You're on par with flat earthers and anti vaxxers, ignoring vast quantities of scientific data because it doesn't fit your emotional agenda
And you bet I do.
That is this falls harvest. Each one of those packages is enough for several meals for me and mine.
It is
not possible to "ethically harvest" deer, because "harvesting" (killing) deer is
inherently unethical. By the way, sometimes when hunters hunt deer, the deer does not immediately die, and spends weeks suffering in the forest from its wounds. "Taking out" a deer is morally wrong, just as "taking out" (killing) any living being is immoral. People
do not need to consume
any animal-derived meat.
The fact that you're comparing vegans with "flat earthers" is bullshit, and just shows where your morals are. You claim vegans have an "agenda", when in fact it is hunters and meat-eaters that have their own agenda.

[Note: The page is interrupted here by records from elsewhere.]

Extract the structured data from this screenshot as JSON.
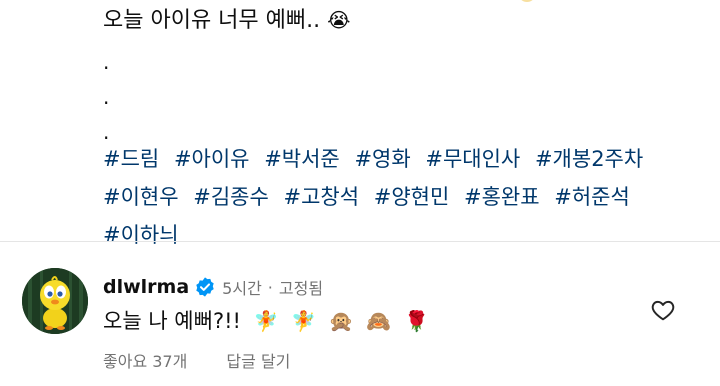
{
  "post": {
    "caption_text": "오늘 아이유 너무 예뻐..",
    "caption_emoji": "😭",
    "dots": [
      ".",
      ".",
      "."
    ],
    "hashtags": [
      "#드림",
      "#아이유",
      "#박서준",
      "#영화",
      "#무대인사",
      "#개봉2주차",
      "#이현우",
      "#김종수",
      "#고창석",
      "#양현민",
      "#홍완표",
      "#허준석",
      "#이하늬"
    ]
  },
  "comment": {
    "username": "dlwlrma",
    "time": "5시간",
    "separator": "·",
    "pinned_label": "고정됨",
    "text": "오늘 나 예뻐?!!",
    "emojis": [
      "🧚",
      "🧚",
      "🙊",
      "🙈",
      "🌹"
    ],
    "likes_label": "좋아요 37개",
    "reply_label": "답글 달기"
  },
  "colors": {
    "hashtag": "#00376b",
    "verified_badge": "#0095f6",
    "meta_text": "#737373",
    "divider": "#e5e5e5"
  },
  "icons": {
    "verified": "verified-badge-icon",
    "like": "heart-outline-icon",
    "avatar": "avatar-tweety"
  }
}
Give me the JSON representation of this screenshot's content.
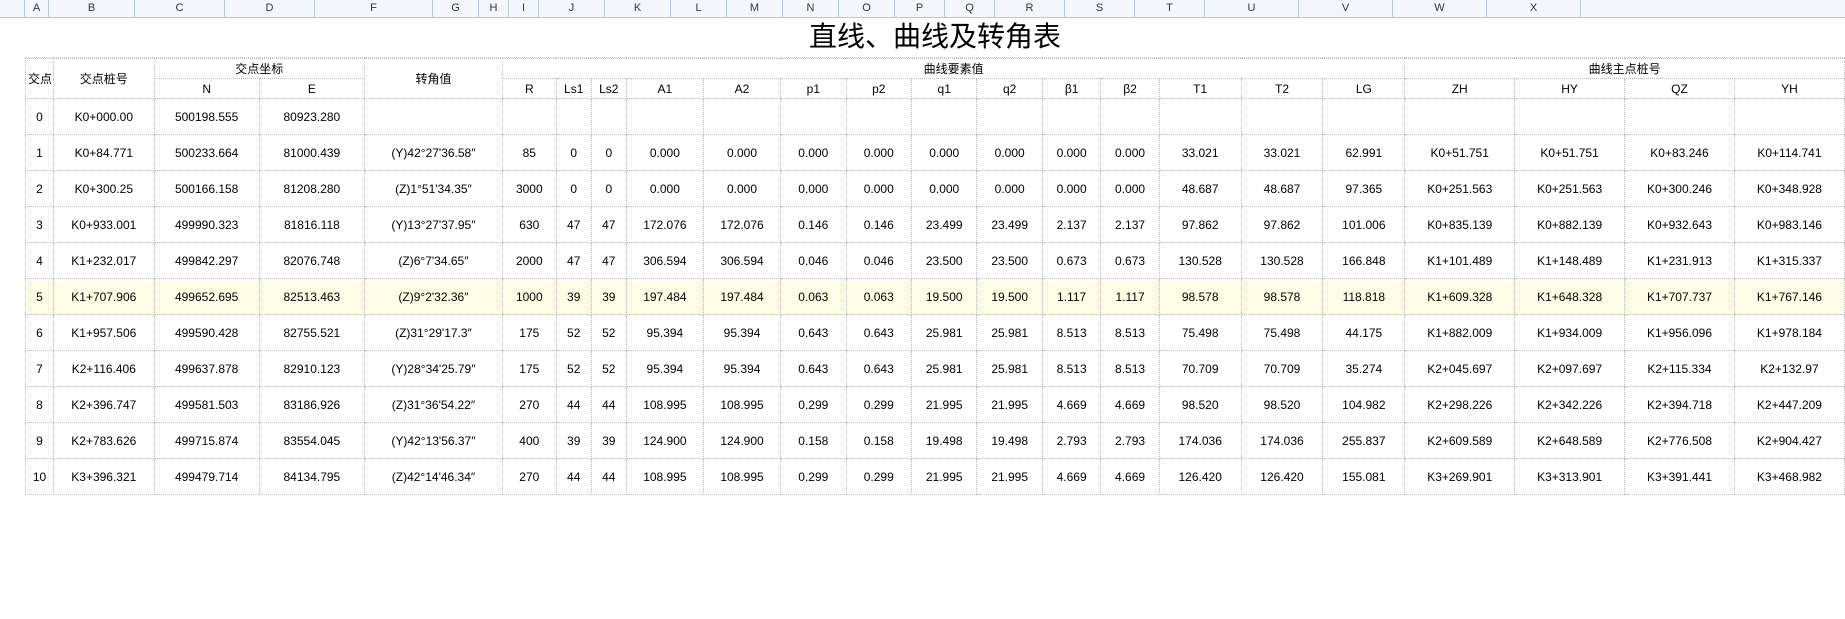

Stop treating living beings as "meals" -- that is wrong. Deers are living beings with a right to live, just like humans, dogs, etc.
Absolutely Agree. I have no hard feelings against vegans until they start pushing their ideas about meat eating on me. I have to wonder about them too because of late there have been some pretty well known vegans who have returned to eating meat and all claiming how much healthier and how much more energy they now have.
People who ate meat, then became vegan, then went back to eating meat (and claim it's "healthier" to eat meat) are ignorant and don't know what they're talking about. The reason for this is because eating a plant-based diet is much healthier than eating meat. Also, you're picking and choosing the stories of people that support your point of view. There are plenty of people out there who became vegan and
did not go back to eating meat. Also, the notion that eating animal-based meat is required to maintain "energy" is a myth, and the notion that having a vegan diet is "unhealthy" is a myth.
Vegan movement is a superiority complex and nothing else.
This is nonsense -- the vegan movement is about compassion towards animals, and respecting their rights (and not going along with speciesism) -- it is not a "superiority complex and nothing else" as you claim.